For one, another 50 bps rate hike today puts the ECB closer towards a peak in its tightening cycle. While they are likely to repeat another call for a 50 bps rate hike at the next meeting, it is unlikely to see Lagarde commit to anything beyond that – at least not in a firm manner.
As such, expect the ECB to only reaffirm a 50 bps rate hike for March. As for what comes after, that will depend on Lagarde and we are likely to just hear something more vague that offers up some flexibility.

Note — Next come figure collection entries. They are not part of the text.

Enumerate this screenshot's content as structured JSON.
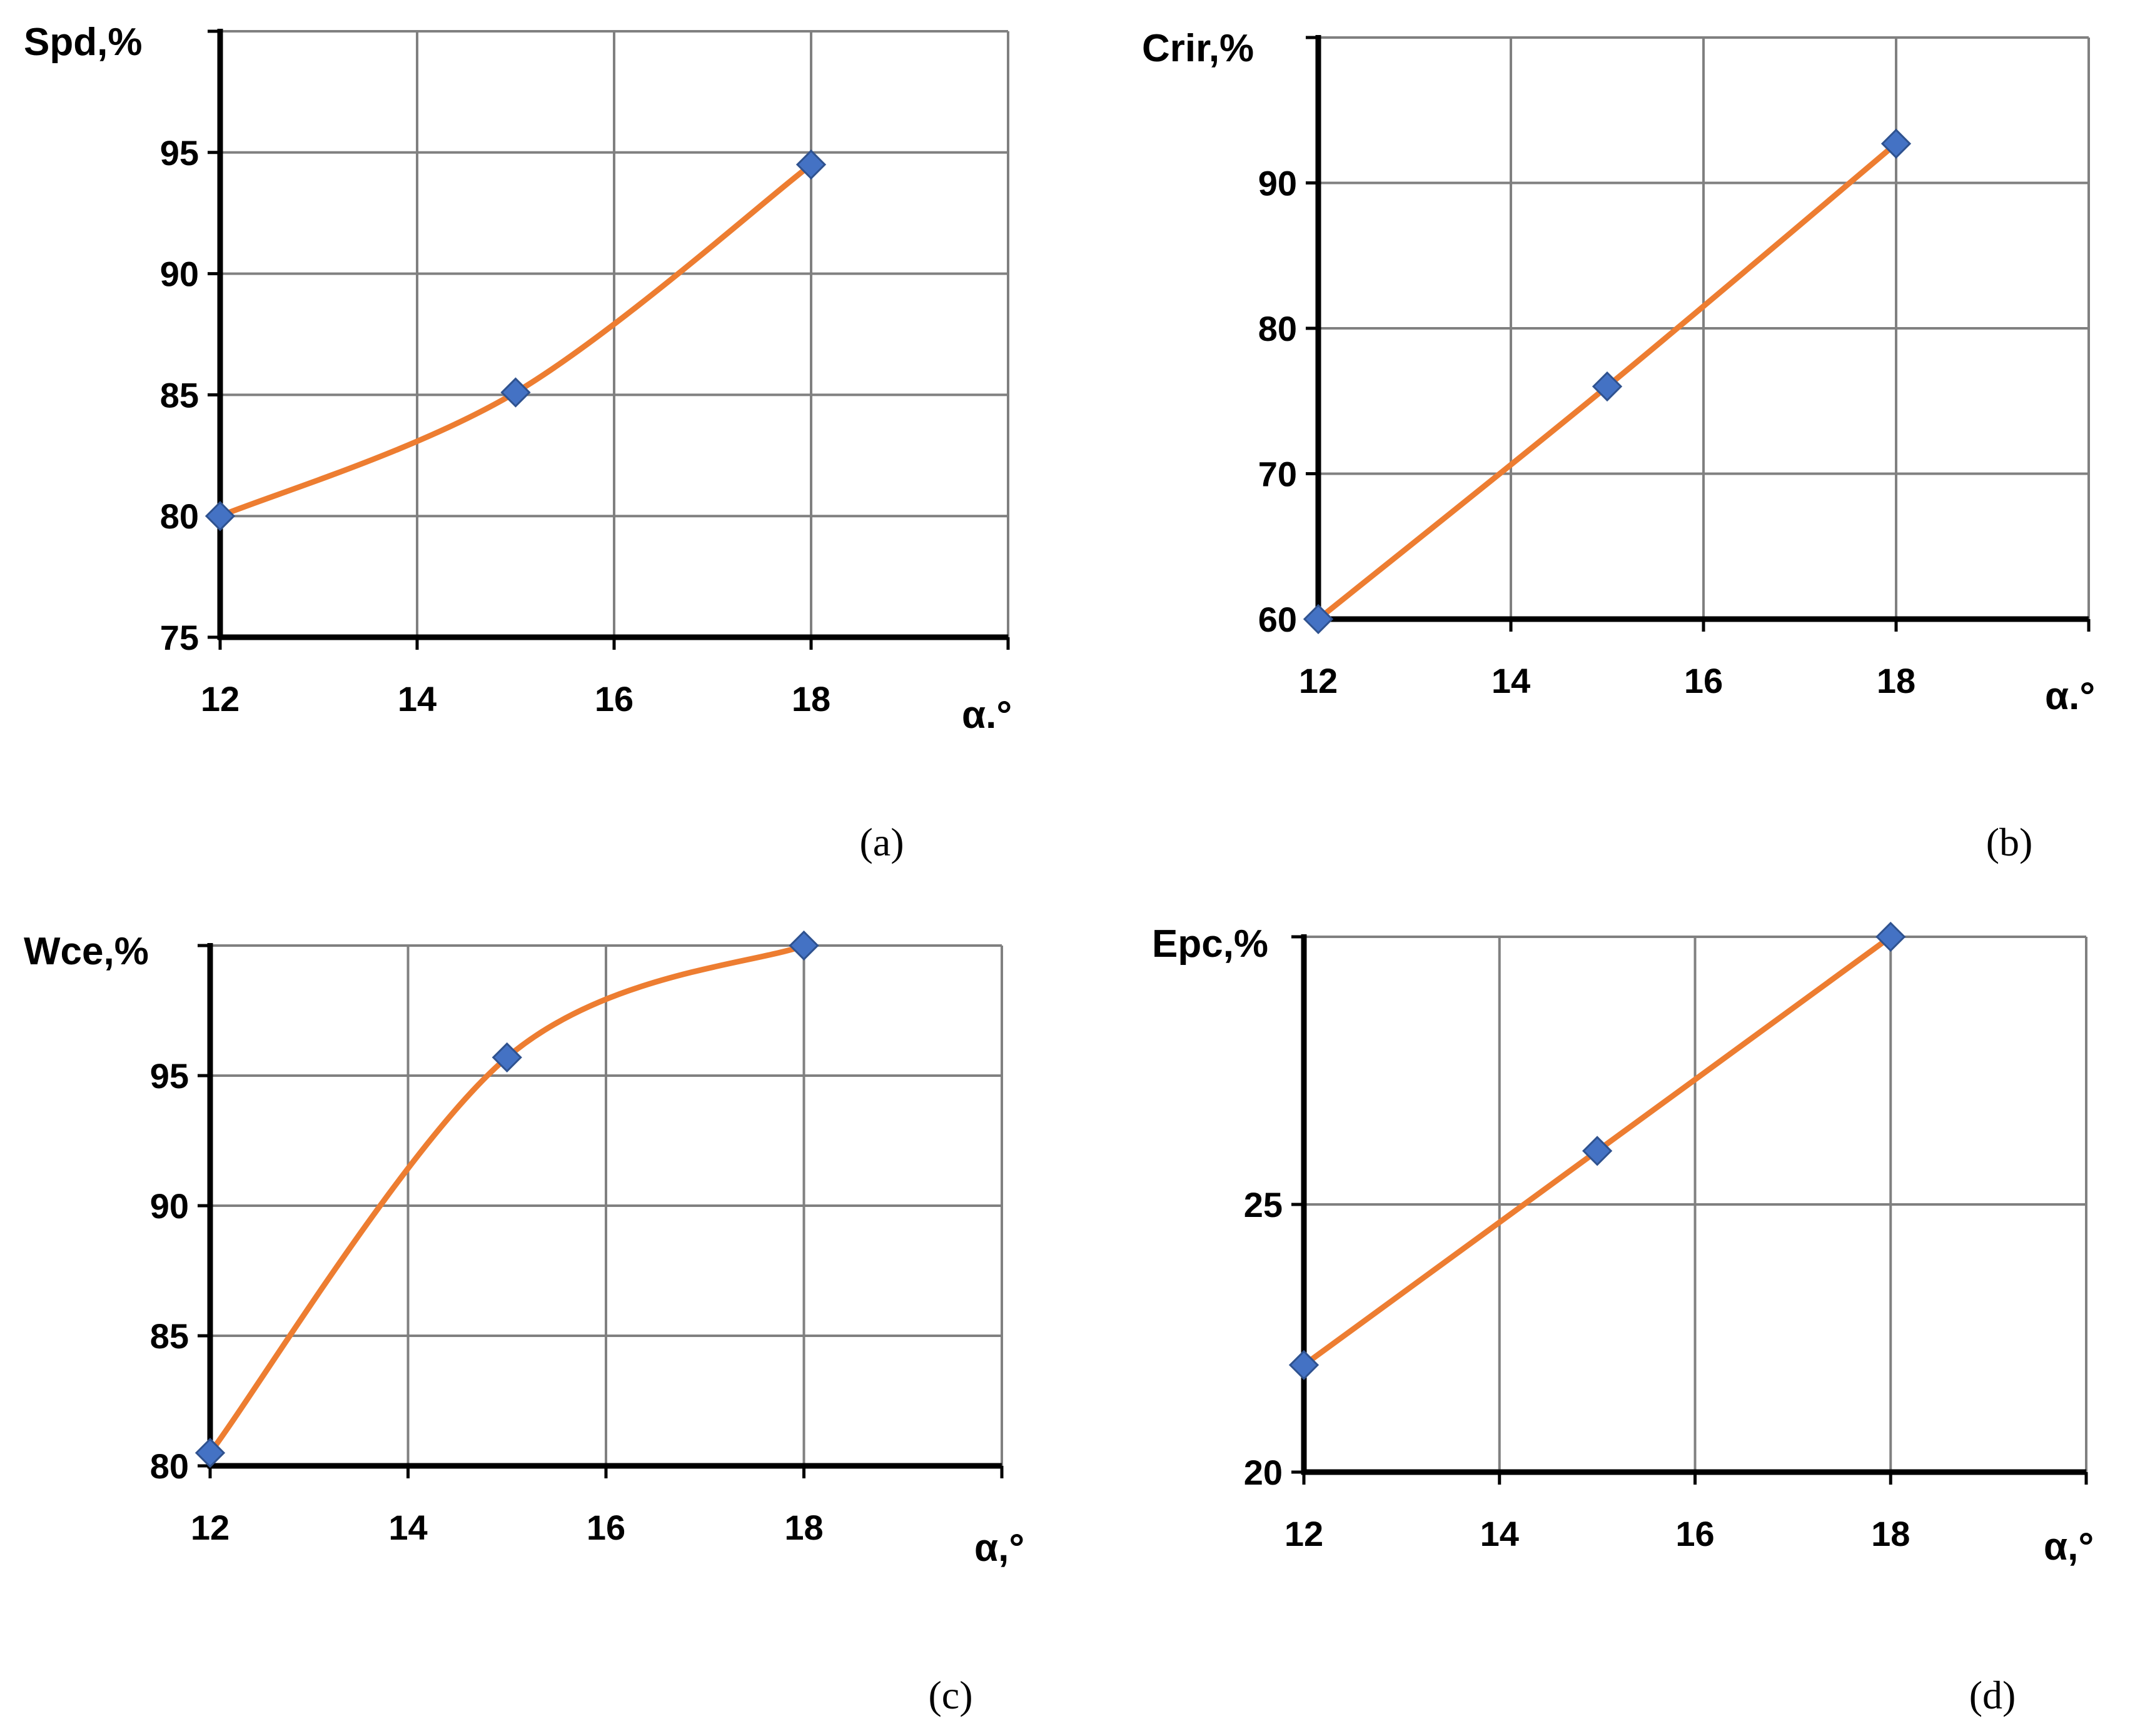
{
  "colors": {
    "line": "#ed7d31",
    "marker": "#4472c4",
    "grid": "#808080",
    "axis": "#000000"
  },
  "chart_data": [
    {
      "type": "line",
      "panel": "(a)",
      "ylabel": "Spd,%",
      "xlabel": "α.°",
      "x": [
        12,
        15,
        18
      ],
      "y": [
        80,
        85.1,
        94.5
      ],
      "xlim": [
        12,
        20
      ],
      "ylim": [
        75,
        100
      ],
      "xticks": [
        12,
        14,
        16,
        18
      ],
      "yticks": [
        75,
        80,
        85,
        90,
        95
      ],
      "grid": true,
      "smooth": true
    },
    {
      "type": "line",
      "panel": "(b)",
      "ylabel": "Crir,%",
      "xlabel": "α.°",
      "x": [
        12,
        15,
        18
      ],
      "y": [
        60,
        76,
        92.7
      ],
      "xlim": [
        12,
        20
      ],
      "ylim": [
        60,
        100
      ],
      "xticks": [
        12,
        14,
        16,
        18
      ],
      "yticks": [
        60,
        70,
        80,
        90
      ],
      "grid": true,
      "smooth": true
    },
    {
      "type": "line",
      "panel": "(c)",
      "ylabel": "Wce,%",
      "xlabel": "α,°",
      "x": [
        12,
        15,
        18
      ],
      "y": [
        80.5,
        95.7,
        100
      ],
      "xlim": [
        12,
        20
      ],
      "ylim": [
        80,
        100
      ],
      "xticks": [
        12,
        14,
        16,
        18
      ],
      "yticks": [
        80,
        85,
        90,
        95
      ],
      "grid": true,
      "smooth": true
    },
    {
      "type": "line",
      "panel": "(d)",
      "ylabel": "Epc,%",
      "xlabel": "α,°",
      "x": [
        12,
        15,
        18
      ],
      "y": [
        22,
        26,
        30
      ],
      "xlim": [
        12,
        20
      ],
      "ylim": [
        20,
        30
      ],
      "xticks": [
        12,
        14,
        16,
        18
      ],
      "yticks": [
        20,
        25
      ],
      "grid": true,
      "smooth": true
    }
  ]
}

In terms of the statement, we might get a change in wording on this passage potentially:
“In particular, the Governing Council judges that interest rates will still have to rise significantly at a steady pace to reach levels that are sufficiently restrictive to ensure a timely return of inflation to the 2% medium-term target. Keeping interest rates at restrictive levels will over time reduce inflation by dampening demand and will also guard against the risk of a persistent upward shift in inflation expectations.”
The relief for the ECB in the past few months has been that we saw a less harsh winter in Europe and energy prices have come down from extremely high levels. And even so, core inflation remains high across the region and continues to pose a problem for policymakers coming into today.
But in any case, the fact that we got such a development has granted the ECB more flexibility to be more hawkish as the economy continues to hold up – for now at least.
I think even in the event that we do see a more hawkish communique from Lagarde & co. today, broader markets are likely to be able to take that all in without as much difficulty as it would have been in the past.
We all know that no matter what the ECB says, we are getting closer to a peak in rates – which will see it move towards more restrictive territory. And as soon as that starts showing up on economic data releases, I reckon it would not be surprising to see a quick shift from the ECB to start acting like how the BOE is right now.